The concern is whether oil and gas pollution is contributing to fish kills in the Salt Fork River and water well contamination in north central Oklahoma in Vaughan’s District 37.
Another pressing issue is that scientists claim wastewater disposal wells used in the hydraulic fracturing or fracking process are responsible for the state’s earthquake emergency. The state is now experiencing more 3.0-magnitude earthquakes than California. There have been so many earthquakes that it’s literally difficult to keep track of them. As I write this, the number could change. As of July, there were 258 3.0-magnitude quakes. I use that low number only because it’s cited in this excellent National Geographic story about Oklahoma’s earthquake swarm.
The larger issue is that all this points to the need to develop cleaner, renewable energy sources, such as wind and solar power and hydropower. Even those energy sources don’t come without their own negative environmental impact, but there’s no doubt the extraction of fossil fuels, along with carbon emissions, continues to critically damage our planet.
Could recent protests against the oil and gas drilling process known as fracking trickle up I-35 to Oklahoma from the north Texas city of Denton?
A group of anti-fracking protestors in Denton has forced the city council there to take their concerns seriously after a petition drive calling for a ban on the process collected about 2,000 signatures. The council recently voted 5 to 2 against issuing the fracking ban, but the fact such a vote was even taken in a Texas city—just north of Dallas—has the oil and gas industry paying attention.
Those opposed to fracking in the area argue it can create heath problems. Environmentalists have long contended that fracking leads to water contamination. Wastewater disposal wells used in the fracking process have been linked to earthquakes here in Oklahoma and elsewhere.

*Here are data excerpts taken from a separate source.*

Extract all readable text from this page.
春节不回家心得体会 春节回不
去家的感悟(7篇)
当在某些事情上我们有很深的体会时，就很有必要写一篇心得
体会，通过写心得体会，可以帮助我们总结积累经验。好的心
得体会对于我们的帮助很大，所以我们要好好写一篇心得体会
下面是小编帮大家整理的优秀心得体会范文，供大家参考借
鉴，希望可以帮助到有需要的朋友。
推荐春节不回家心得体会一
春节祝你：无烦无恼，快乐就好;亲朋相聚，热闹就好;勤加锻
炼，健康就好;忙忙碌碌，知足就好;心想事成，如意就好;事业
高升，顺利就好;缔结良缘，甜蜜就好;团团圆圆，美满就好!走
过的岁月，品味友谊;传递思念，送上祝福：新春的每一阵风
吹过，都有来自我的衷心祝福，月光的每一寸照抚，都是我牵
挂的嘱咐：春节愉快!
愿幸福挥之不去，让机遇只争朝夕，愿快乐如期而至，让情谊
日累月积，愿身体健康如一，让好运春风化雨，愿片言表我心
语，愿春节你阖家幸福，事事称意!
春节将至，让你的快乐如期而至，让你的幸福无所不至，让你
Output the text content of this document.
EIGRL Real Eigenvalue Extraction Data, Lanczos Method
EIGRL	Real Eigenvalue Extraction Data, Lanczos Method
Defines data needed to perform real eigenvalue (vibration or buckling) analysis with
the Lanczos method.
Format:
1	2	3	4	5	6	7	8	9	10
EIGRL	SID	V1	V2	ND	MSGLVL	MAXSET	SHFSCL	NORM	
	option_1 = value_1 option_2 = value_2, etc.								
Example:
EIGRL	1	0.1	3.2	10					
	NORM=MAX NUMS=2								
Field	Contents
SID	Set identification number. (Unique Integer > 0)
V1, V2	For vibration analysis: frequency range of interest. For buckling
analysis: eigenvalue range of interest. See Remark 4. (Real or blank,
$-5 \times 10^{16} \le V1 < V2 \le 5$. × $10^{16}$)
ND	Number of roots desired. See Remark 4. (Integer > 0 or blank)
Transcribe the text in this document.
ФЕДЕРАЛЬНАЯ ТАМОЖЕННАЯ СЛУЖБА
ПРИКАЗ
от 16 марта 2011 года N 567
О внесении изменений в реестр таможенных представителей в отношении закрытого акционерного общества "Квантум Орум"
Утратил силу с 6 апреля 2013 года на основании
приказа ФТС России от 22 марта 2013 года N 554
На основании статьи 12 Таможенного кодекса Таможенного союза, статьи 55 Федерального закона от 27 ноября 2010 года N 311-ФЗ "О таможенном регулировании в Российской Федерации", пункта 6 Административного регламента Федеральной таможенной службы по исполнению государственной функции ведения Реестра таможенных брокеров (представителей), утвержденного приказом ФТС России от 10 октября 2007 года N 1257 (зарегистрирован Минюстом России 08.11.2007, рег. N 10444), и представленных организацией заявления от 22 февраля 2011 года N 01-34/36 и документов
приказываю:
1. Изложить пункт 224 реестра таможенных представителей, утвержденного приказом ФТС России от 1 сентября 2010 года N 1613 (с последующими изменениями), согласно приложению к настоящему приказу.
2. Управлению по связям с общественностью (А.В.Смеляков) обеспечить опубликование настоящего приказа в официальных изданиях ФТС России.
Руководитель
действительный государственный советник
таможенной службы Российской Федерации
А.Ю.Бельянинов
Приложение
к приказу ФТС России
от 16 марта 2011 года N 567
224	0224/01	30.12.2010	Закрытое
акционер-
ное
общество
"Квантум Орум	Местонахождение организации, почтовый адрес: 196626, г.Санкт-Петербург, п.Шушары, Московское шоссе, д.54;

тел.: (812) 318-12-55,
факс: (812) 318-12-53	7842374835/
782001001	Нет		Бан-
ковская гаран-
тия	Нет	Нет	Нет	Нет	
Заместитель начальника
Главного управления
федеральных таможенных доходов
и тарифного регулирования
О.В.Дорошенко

In the hydraulic fracturing or fracking process, chemicals and water are injected by high pressure into rock formations to release gas and oil. The wastewater from the process is then often stored in underground wastewater disposal injection wells.
In the Denton case, government officials had to weigh the rights of mineral owners in the Barnett Shale area against the health and pollution concerns of the wider public. In Oklahoma, the issue has seemingly become narrower. A dramatic surge in earthquakes over the last three years or so has been tied by scientists to disposal wells. A recent town hall in Edmond about the issue attracted several hundred people concerned about their property and safety. Some people have suggested the state place a moratorium on injection wells.
The larger point is that these protests against the fracking process are most likely to continue as the oil and gas boom continues here in Oklahoma, Texas and elsewhere. The oil and gas industry, for now, has no motivation to admit any culpability when things go wrong and no amount of scientific evidence will probably convince it to do things differently. It’s going to take coordinated grassroots protest movements like the one in Denton and the town hall in Edmond to change things.